Marks & Spencer’s controversial Oxford Street flagship rebuild is being stalled, with the retailer having to wait months for a decision on plans due to the General Election.

The retailer’s CEO, Stuart Machin, has said that the redevelopment of its Marble Arch store is the right solution, claiming that the current building is "riddled with asbestos".

Last month, M&S said it was hopeful ministers would approve its plans "very, very soon". But the election on 4 July may delay the decision for months after a new government is in place, according to This is Money.

Marks & Spencer was previously permitted to demolish the building and replace it with a new, modern store alongside office and leisure facilities. However, the decision was overturned by Gove on heritage and environmental grounds last year.

There had been objections to the plans to demolish the Art Deco facade from heritage groups and environmental campaigners.

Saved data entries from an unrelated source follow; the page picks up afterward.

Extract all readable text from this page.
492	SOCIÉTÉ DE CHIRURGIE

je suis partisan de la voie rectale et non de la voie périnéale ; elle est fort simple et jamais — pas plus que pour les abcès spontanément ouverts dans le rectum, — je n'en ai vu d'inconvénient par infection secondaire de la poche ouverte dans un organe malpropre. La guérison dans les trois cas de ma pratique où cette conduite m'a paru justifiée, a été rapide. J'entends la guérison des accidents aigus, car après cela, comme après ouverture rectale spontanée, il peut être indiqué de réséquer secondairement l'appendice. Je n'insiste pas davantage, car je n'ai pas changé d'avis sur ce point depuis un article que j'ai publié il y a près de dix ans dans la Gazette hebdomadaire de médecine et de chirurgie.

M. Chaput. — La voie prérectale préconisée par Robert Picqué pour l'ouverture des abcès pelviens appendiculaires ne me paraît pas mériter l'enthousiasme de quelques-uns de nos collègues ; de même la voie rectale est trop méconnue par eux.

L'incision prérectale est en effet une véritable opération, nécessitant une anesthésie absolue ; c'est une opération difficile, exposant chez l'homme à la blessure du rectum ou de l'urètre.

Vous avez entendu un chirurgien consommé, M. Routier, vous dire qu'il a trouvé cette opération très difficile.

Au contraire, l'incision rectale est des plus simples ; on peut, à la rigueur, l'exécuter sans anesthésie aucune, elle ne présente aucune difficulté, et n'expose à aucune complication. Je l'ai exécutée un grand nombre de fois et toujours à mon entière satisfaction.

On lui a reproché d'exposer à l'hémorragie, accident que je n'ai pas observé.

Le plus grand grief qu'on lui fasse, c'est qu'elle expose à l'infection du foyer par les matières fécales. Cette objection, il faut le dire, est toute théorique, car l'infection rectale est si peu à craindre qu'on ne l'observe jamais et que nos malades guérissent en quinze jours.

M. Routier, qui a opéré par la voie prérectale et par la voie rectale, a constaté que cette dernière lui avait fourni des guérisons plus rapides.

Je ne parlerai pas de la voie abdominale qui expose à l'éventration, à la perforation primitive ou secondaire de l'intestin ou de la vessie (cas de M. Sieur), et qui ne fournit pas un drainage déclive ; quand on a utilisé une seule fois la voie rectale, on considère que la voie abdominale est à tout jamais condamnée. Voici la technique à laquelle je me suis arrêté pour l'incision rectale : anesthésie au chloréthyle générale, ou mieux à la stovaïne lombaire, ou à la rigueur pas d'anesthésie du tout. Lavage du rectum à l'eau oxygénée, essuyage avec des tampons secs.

Michael Gove said the plans risked compromising other nearby landmarks, such as the Selfridges store built in the early 1900s.

However, Selfridges had previously spoken out in support of Marks & Spencer's plans, saying it would likely drive footfall to the Marble Arch end of London's Oxford Street.

M&S boss Stuart Machin labelled Gove's decision 'utterly pathetic'. He accused him of 'an anti-business approach, choking off growth and denying Oxford Street of thousands of new quality jobs'.

In March, M&S claimed a win when High Court Judge Mrs Justice Lieven agreed with the retailer that Michael Gove, the Secretary of State for Levelling Up, Housing and Communities, had "misinterpreted and wrongly applied planning policy", branding his decision to block the scheme as "unlawful".

This comes after the Mail revealed that Michael Gove's Department for Levelling Up, Housing and Communities has spent £141,000 of taxpayers' money on the planning wrangle. The sum of money has been spent on legal fees in the dispute since last year, according to a Freedom of Information disclosure.